The pool I was in for 8 hours of my first labour was great, but I was no more dilated at the end than when I started. Was only when I had to get out that I needed more pain relief.
Hope all goes well for you.
I had SPD with DD2 this year. I was on crutches for the second and third trimesters. In labour, all the pain from my pelvis disappeared as the endorphins and oxytocin took over. I laboured for 12 hours on a ball and delivered on all fours on a birthing mat. I was planning to deliver in the pool but she arrived too quickly! My legs were only hip width apart when she popped out.
I found more issues post partum as my mobility was very compromised for 7 days after the birth. I had planned to do biological positioning for bf but I couldn't lie at that angle.
Could you ask if mobile epidurals are available - I had this with my first and it takes away the contraction pains but allowed me to move into comfortable positions and limit movement of my legs and hips.
The down side can be it wears off at the pushing stage so that is done with g&a, but was quick so fine. I was standing/crouching so def looking at diff positions and what they are willing to work with.
That's a useful tip - I'll definitely ask about it. Thanks!
Oh and post partum be prepared to need physio, and extra help from your DP (or family if he is working) as I had a couple of months before I was OK again and my SPD was much milder than yours.

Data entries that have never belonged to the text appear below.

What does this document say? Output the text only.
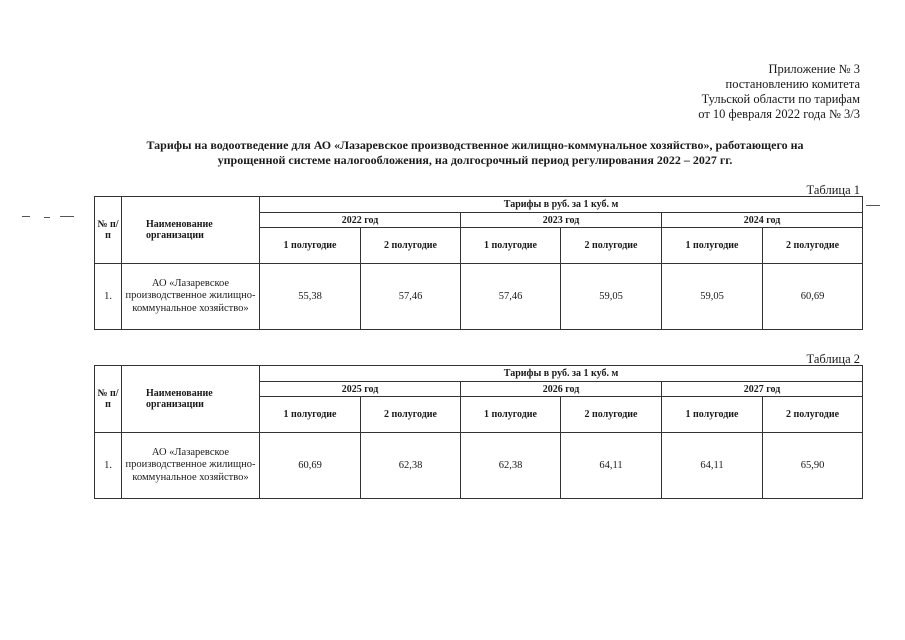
Приложение № 3
постановлению комитета
Тульской области по тарифам
от 10 февраля 2022 года № 3/3
Тарифы на водоотведение для АО «Лазаревское производственное жилищно-коммунальное хозяйство», работающего на
упрощенной системе налогообложения, на долгосрочный период регулирования 2022 – 2027 гг.
Таблица 1
№ п/п	Наименование организации	Тарифы в руб. за 1 куб. м					
		2022 год		2023 год		2024 год	
		1 полугодие	2 полугодие	1 полугодие	2 полугодие	1 полугодие	2 полугодие
1.	АО «Лазаревское производственное жилищно-коммунальное хозяйство»	55,38	57,46	57,46	59,05	59,05	60,69
Таблица 2
№ п/п	Наименование организации	Тарифы в руб. за 1 куб. м					
		2025 год		2026 год		2027 год	
		1 полугодие	2 полугодие	1 полугодие	2 полугодие	1 полугодие	2 полугодие
1.	АО «Лазаревское производственное жилищно-коммунальное хозяйство»	60,69	62,38	62,38	64,11	64,11	65,90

I was induced at 38 weeks due to spd. I had an epidural. I was happy to have it throughout labour but the tube became detached from the machine and the anesthetic was leaking and not going into my back.
As a result it totally wore off 10 mins before pushing which was not ideal.
It did take a good few weeks for the pain in my pelvis to ease. The first time I got up after the birth, my legs went one way and my upper body went the other way. It was very odd.
Ouch ugg - that sounds uncomfortable! If you had to do it again what would you recommend?